I went into my Mom’s bedroom to clean myself up. As I brushed my hair and fixed my makeup I felt the butterflies building in my stomach. I was scared but I knew I was doing the right thing. I needed to see him, to say goodbye. I needed to close the box on that pain and I could now that I knew he was sober.
Dono drove us all downtown to the gallery where the show was taking place. Everyone was relatively quiet in the car, the nervous tension bouncing between the three of us. I text Jordan to let her know what I’m doing, she texts me back right away.
J-What’s the address? I’m coming!
A-Don’t come. I’m with Dono and my Mom I’ll be fine.
J-I’m still coming.
I sigh knowing that arguing with her is futile. I send her the address because truthfully I could use her support. Dono coughs nervously filling the silence then he says, “You know Tyler’s really talented. And he’s worked really hard to put this show together.”
“Have you seen his any of his work?”
“Just a few pieces. He’s pretty secretive. I know he’s nervous for tonight. He wants so much for it to be a success.” I thought about the anticipation he must be feeling, the fear, the excitement. I feel myself wanting to be there to comfort him, to reassure him. I push that feeling away hoping that tonight would give us both the closure that we never got. I wonder if tonight would challenge his sobriety, if his sobriety teetered on whether the show was a success or not. I hoped he was stronger than that. I suppose he had to be, eighteen months was a long time but at the same time it was no time at all.
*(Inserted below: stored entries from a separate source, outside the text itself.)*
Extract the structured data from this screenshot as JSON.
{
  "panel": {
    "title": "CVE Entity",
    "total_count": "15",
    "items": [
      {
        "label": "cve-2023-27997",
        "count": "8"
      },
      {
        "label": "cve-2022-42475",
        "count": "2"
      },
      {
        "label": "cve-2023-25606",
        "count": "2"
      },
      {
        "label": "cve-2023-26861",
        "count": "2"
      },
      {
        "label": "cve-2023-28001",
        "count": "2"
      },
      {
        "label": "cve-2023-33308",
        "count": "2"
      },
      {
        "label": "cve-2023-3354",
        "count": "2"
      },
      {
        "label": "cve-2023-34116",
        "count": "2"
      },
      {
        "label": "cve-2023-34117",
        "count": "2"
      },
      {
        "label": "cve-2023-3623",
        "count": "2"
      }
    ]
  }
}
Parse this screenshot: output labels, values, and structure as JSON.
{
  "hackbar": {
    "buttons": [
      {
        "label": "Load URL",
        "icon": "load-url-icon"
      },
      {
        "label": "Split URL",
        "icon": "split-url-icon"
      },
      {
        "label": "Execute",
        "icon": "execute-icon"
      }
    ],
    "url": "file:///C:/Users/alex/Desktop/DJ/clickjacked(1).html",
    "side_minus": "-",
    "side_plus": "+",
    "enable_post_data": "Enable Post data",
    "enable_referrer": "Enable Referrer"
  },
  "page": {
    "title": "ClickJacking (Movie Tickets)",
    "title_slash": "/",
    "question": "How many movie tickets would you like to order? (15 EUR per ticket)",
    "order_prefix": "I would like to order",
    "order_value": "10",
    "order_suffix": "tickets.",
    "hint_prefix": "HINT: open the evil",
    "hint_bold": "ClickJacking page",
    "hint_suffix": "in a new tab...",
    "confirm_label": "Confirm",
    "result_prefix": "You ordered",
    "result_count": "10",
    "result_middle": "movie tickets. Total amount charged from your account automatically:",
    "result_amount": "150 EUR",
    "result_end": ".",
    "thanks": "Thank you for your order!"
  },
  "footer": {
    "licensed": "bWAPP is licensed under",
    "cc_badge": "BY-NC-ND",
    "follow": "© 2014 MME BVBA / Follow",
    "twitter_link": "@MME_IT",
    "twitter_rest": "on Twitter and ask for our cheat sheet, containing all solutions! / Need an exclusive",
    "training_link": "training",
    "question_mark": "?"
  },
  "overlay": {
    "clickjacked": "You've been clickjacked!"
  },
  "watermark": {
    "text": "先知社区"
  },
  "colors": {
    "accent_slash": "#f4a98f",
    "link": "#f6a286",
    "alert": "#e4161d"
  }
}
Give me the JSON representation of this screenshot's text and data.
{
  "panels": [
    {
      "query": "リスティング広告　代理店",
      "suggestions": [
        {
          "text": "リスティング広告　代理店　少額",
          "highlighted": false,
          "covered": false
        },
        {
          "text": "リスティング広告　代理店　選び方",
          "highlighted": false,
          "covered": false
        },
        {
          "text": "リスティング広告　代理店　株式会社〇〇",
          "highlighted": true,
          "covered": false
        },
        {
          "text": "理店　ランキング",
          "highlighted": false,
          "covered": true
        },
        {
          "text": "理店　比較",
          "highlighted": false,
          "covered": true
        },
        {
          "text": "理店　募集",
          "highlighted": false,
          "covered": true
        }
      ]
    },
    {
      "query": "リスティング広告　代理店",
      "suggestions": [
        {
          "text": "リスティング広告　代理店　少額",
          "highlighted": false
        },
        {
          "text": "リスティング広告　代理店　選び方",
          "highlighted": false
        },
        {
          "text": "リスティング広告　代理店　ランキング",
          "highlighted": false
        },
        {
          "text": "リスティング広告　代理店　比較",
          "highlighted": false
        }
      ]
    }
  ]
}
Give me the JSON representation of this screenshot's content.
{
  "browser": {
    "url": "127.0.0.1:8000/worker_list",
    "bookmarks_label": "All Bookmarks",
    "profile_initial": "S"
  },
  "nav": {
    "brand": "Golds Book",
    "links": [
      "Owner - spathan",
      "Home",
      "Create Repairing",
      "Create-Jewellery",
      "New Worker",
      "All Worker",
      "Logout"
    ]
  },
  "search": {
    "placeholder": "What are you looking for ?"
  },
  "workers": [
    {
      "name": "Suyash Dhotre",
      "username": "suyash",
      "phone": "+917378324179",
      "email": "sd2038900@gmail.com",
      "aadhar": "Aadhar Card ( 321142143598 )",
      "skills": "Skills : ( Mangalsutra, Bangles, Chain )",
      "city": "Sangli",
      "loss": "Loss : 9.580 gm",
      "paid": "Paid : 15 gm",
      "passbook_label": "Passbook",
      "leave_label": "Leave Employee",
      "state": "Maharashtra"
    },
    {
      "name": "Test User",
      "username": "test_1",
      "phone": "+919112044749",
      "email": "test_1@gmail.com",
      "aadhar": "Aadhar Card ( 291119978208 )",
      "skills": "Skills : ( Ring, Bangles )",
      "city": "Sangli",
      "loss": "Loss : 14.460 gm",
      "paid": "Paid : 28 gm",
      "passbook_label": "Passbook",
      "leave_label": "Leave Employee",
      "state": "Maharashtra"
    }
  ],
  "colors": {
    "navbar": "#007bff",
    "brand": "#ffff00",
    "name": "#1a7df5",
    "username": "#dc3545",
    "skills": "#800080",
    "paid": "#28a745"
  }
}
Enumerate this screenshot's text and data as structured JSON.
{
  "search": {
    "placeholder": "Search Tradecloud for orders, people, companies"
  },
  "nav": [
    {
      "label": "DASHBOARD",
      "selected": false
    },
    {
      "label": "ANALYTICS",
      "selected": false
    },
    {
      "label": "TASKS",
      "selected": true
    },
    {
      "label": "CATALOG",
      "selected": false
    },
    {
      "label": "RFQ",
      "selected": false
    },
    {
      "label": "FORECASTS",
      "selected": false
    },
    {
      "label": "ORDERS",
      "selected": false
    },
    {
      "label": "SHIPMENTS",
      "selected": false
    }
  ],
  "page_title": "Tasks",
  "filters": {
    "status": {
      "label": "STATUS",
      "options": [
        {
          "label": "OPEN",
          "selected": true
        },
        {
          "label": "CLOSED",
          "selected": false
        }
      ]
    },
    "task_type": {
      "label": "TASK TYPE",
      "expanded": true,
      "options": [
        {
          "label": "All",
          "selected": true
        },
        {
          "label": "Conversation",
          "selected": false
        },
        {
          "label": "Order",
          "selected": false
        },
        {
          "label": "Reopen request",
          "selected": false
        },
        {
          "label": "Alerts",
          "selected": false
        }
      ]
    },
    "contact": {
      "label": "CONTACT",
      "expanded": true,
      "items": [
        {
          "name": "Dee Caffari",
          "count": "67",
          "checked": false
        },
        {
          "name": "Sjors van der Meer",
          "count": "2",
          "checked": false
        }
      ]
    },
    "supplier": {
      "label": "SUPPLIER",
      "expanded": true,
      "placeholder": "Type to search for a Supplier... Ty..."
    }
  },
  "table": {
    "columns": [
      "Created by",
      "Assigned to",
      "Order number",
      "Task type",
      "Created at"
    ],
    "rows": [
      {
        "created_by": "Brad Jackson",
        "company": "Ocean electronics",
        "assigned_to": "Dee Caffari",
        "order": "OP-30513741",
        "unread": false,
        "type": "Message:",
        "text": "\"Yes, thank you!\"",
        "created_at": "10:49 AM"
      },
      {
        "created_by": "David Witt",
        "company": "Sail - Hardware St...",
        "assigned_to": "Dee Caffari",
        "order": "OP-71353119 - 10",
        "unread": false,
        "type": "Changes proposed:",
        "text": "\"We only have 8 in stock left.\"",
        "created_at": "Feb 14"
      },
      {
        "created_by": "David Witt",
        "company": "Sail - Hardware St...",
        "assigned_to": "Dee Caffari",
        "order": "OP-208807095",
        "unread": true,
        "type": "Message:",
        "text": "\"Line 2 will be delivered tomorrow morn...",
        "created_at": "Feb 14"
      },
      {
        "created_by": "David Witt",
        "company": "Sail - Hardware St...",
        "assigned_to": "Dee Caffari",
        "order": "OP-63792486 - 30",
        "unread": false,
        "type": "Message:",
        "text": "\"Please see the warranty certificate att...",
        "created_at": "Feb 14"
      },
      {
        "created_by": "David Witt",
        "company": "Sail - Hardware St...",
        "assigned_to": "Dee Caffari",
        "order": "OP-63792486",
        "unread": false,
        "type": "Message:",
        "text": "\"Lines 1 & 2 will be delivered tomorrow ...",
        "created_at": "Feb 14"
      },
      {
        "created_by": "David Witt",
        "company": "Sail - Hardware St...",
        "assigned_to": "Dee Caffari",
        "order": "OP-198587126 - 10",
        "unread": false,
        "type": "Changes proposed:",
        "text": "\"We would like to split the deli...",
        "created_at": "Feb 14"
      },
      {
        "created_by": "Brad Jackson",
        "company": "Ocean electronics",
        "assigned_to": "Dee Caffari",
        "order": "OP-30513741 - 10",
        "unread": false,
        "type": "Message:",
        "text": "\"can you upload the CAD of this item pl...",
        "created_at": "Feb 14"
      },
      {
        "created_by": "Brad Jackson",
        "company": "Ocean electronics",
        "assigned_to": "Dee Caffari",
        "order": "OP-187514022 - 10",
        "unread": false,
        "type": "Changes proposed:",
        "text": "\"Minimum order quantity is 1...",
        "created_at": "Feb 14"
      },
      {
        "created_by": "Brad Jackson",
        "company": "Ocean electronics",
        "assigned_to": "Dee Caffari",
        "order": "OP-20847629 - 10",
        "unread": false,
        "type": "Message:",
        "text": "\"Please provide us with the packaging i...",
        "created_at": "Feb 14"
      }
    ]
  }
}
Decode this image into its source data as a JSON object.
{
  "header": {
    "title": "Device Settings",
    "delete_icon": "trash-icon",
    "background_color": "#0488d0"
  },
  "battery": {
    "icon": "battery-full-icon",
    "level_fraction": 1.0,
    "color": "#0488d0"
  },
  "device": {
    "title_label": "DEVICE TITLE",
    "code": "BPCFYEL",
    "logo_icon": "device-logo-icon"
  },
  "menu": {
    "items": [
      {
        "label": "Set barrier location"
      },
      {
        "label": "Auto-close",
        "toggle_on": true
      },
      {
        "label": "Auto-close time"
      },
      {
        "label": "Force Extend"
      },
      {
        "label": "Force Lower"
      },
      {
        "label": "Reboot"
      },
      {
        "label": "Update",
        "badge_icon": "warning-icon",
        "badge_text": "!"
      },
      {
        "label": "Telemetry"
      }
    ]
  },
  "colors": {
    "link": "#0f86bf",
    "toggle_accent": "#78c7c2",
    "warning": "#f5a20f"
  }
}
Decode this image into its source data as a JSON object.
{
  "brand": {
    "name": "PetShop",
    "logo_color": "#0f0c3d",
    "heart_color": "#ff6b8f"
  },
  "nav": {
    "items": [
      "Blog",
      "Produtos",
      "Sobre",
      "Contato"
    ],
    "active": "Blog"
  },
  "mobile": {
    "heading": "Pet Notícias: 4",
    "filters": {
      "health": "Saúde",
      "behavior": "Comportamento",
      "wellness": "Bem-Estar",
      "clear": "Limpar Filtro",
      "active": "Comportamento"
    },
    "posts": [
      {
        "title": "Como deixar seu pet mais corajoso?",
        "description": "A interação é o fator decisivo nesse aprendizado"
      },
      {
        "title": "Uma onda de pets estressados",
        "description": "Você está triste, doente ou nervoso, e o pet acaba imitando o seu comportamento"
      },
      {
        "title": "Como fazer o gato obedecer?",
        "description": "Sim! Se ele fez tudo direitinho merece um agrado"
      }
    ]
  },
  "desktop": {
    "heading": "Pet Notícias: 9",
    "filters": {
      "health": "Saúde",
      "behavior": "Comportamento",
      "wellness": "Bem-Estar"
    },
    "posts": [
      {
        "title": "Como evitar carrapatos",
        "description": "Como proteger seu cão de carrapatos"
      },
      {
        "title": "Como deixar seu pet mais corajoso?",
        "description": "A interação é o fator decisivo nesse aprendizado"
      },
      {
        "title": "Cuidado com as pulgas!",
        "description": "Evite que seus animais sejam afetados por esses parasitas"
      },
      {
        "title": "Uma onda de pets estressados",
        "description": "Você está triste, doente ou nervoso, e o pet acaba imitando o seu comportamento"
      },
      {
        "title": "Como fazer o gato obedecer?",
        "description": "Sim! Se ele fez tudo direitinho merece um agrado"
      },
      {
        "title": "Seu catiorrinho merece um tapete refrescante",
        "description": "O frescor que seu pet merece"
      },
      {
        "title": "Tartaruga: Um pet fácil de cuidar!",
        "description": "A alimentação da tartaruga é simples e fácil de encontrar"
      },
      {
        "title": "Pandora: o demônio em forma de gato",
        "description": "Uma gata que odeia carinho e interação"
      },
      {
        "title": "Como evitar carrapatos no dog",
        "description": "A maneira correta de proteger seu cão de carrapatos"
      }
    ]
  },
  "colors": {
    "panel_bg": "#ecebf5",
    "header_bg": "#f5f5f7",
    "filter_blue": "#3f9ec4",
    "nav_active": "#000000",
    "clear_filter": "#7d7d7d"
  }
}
Dono pulls up to the valet in front of the gallery. It’s in the revamped section of downtown LA. An old building that has been restored, surrounded by trendy restaurants and bars, a great spot for his first show. I could imagine him living in a cool loft nearby and I found myself wondering if he’d be able to survive the temptations of the city. I wanted sobriety for him so badly. I couldn’t believe how badly, the intensity of the feeling shocked me. I wanted it more than I had wanted anything before…except maybe him. My mom squeezes my hand as we climb out and offers a reassuring smile. She understood how I was feeling. My confession has removed this invisible barrier between us. I already felt closer to her.
We quickly dart inside out of the rain. The show opened at 8pm it’s 8:30 now and already there is quite a crowd. I’m pleased for him. It’s a good turn out. There’s a DJ and an open bar, the Gallery is making a big deal of it. I’m so nervous I’m almost nauseous. I don’t understand why. It’s not like it was the first time I’d seen him in four years. That had happened last week. I was nervous to see him again but dying to see his work and how it had evolved. Even though it felt wildly inappropriate given Tyler’s sobriety when I got inside I made a beeline for the bar anything to take the edge off. My mother joined me. We both got glasses of white wine. I’d hesitated for a moment over vodka on the rocks but just for a moment. Dono went on to try and find Tyler. Maybe he went to warn him.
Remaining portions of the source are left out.